Volkswagen and its top shareholder have prepared a preliminary agreement to list Porsche to help boost the parent’s valuation and fund the company’s push into electric vehicles.
Under a plan code-named “Phoenix,” the automaker and Porsche Automobile Holding SE, the Porsche and Piech family’s main investment vehicle, have created a framework that would offer investors about 25% of non-voting shares in Porsche maker while the family buys a minority blocking stake.
The tentative Porsche listing, which Bloomberg Intelligence values at about $96 billion, would partly reverse the takeover of Porsche over a decade ago.
Company insiders, who spoke on the condition of anonymity, expect the IPO to happen in the second half of 2022 and suggest it might include a special dividend to help the Porsche and Piech family finance the transaction.

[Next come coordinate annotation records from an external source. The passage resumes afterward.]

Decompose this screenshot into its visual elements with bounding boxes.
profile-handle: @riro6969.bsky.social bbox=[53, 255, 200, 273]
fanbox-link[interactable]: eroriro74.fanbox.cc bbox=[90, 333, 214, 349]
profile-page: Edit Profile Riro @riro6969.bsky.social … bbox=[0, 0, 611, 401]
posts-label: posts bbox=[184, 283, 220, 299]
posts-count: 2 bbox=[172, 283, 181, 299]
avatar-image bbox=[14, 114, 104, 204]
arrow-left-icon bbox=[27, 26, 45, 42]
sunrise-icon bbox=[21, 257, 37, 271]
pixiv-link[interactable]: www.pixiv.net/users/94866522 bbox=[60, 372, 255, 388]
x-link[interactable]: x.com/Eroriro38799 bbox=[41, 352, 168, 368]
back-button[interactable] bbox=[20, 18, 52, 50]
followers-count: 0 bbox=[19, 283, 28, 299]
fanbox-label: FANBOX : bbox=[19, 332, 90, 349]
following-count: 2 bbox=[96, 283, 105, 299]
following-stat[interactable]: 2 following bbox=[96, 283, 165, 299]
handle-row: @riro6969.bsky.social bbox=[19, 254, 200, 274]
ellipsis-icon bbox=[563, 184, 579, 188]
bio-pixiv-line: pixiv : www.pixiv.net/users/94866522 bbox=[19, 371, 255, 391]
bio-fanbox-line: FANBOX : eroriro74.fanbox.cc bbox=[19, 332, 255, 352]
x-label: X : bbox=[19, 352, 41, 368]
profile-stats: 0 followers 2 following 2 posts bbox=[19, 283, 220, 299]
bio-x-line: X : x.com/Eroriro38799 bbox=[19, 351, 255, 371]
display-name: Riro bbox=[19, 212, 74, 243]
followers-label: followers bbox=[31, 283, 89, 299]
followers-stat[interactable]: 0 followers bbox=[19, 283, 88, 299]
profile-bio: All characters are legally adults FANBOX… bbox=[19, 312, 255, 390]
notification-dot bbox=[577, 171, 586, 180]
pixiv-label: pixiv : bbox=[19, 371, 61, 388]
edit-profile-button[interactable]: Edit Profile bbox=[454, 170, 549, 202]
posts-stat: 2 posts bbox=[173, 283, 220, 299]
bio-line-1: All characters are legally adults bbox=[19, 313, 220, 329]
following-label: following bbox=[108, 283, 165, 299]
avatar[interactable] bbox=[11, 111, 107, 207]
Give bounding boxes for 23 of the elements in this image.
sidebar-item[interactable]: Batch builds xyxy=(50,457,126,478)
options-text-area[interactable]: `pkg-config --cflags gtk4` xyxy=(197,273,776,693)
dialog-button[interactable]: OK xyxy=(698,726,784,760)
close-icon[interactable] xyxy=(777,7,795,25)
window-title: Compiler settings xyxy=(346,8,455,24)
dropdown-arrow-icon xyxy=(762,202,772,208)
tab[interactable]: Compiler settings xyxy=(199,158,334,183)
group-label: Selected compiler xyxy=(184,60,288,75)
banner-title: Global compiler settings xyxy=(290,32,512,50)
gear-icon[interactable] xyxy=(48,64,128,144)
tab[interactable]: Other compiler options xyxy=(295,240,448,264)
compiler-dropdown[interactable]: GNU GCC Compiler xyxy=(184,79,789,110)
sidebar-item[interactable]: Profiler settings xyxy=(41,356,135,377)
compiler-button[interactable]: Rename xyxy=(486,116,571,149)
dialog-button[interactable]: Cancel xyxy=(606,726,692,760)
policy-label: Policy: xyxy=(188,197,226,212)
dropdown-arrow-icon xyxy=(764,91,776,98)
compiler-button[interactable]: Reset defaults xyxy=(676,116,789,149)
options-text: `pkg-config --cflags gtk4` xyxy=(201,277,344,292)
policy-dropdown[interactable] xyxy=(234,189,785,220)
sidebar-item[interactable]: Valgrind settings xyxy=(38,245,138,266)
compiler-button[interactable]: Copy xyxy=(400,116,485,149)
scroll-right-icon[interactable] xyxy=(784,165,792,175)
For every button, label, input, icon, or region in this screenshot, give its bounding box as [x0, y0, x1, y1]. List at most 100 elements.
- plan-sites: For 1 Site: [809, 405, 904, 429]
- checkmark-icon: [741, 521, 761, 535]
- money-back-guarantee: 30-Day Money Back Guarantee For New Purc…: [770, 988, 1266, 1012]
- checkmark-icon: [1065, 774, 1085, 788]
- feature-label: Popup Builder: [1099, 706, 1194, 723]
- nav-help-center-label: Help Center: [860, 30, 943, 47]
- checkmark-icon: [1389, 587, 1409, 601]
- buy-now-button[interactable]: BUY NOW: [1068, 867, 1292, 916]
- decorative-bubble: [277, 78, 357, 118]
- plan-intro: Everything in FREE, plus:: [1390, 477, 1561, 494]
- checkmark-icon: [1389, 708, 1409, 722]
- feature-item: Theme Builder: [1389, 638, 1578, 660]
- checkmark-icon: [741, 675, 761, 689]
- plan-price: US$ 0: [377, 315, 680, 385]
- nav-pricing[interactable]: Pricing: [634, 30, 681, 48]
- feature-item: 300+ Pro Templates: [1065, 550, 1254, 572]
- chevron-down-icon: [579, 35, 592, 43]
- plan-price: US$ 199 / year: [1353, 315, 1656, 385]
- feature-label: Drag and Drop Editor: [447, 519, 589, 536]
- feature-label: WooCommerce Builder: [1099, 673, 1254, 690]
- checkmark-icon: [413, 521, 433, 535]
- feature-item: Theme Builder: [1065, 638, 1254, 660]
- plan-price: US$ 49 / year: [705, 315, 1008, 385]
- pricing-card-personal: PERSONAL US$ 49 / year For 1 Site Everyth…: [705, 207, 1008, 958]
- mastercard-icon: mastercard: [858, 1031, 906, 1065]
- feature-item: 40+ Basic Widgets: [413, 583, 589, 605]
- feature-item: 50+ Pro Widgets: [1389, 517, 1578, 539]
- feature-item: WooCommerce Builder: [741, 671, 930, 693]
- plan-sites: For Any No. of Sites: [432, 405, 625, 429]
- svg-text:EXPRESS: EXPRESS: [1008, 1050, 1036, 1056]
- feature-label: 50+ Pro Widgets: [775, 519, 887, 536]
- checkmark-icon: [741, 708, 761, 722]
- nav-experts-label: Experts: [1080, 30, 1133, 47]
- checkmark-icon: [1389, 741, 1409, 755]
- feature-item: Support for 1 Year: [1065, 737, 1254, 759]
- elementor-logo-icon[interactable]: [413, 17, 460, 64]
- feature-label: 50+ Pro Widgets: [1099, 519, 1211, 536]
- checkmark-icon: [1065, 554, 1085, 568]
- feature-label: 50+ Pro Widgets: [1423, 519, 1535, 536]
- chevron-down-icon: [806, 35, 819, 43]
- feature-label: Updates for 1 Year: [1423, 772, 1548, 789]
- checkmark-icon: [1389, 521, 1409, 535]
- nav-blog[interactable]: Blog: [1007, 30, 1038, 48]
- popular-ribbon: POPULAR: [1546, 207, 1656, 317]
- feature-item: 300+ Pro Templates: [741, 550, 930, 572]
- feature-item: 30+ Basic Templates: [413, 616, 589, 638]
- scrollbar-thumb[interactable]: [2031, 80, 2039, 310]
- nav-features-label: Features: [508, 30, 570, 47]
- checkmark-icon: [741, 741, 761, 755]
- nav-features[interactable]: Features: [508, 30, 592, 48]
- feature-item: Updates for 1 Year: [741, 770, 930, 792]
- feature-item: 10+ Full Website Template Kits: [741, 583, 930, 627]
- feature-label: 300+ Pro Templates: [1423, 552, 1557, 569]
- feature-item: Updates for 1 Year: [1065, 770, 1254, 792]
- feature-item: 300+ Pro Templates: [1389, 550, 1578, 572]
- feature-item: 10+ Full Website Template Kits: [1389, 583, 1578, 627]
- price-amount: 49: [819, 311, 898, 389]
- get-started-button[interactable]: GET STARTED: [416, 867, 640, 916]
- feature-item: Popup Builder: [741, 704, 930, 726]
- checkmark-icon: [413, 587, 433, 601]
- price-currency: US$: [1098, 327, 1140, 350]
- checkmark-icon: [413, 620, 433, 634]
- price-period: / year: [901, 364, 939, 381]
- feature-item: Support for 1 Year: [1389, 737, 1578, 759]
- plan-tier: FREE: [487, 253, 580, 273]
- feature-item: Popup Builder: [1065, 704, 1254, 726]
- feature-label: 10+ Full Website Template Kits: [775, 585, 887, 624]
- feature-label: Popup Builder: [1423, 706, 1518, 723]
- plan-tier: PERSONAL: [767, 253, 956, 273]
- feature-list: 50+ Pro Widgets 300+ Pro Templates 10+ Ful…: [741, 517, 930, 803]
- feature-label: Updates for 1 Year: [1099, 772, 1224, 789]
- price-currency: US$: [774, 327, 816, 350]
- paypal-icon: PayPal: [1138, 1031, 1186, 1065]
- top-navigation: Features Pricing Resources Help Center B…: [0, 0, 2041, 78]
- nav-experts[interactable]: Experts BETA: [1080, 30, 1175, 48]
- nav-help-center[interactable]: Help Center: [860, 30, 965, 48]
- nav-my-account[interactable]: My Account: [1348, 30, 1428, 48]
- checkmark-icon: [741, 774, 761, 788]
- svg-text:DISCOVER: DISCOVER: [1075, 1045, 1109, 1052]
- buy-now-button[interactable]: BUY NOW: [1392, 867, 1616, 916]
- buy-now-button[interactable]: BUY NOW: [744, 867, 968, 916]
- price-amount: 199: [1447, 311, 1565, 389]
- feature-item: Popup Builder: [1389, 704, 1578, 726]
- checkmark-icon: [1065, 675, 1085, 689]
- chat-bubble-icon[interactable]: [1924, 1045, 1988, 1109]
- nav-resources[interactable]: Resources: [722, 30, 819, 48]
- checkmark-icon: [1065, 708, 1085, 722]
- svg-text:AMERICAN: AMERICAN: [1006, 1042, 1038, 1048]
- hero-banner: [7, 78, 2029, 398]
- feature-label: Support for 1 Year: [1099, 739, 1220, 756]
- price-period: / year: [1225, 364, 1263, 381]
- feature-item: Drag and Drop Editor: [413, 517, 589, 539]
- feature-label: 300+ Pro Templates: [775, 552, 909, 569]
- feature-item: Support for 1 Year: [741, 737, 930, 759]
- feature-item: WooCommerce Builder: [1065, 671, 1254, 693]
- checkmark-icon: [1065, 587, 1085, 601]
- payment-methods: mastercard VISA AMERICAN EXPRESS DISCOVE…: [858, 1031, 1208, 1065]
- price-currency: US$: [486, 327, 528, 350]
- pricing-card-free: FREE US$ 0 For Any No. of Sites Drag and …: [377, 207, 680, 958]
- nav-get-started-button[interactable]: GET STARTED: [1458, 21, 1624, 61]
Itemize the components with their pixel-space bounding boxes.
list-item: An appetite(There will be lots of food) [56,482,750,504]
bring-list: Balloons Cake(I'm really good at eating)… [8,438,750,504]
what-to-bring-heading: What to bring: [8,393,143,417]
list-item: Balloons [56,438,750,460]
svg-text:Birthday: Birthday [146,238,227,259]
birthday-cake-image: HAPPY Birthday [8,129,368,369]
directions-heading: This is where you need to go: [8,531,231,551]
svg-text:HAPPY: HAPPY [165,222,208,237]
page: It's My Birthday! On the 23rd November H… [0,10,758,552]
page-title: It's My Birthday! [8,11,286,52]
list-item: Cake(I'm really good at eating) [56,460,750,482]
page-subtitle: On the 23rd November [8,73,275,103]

The Porsche and Piech family holds 53% of the shares currently.
While external investors will own only non-voting shares, the Porsche and Piech owners will retain great influence through 25% of common stock with voting rights plus one share, according to a source familiar with the plans.
Europe’s biggest carmaker has pushed for some time to adopt a less centralized corporate structure to become more nimble.
Volkswagen’s management and supervisory boards still must sign off on the framework agreement with Porsche SE, the carmaker said.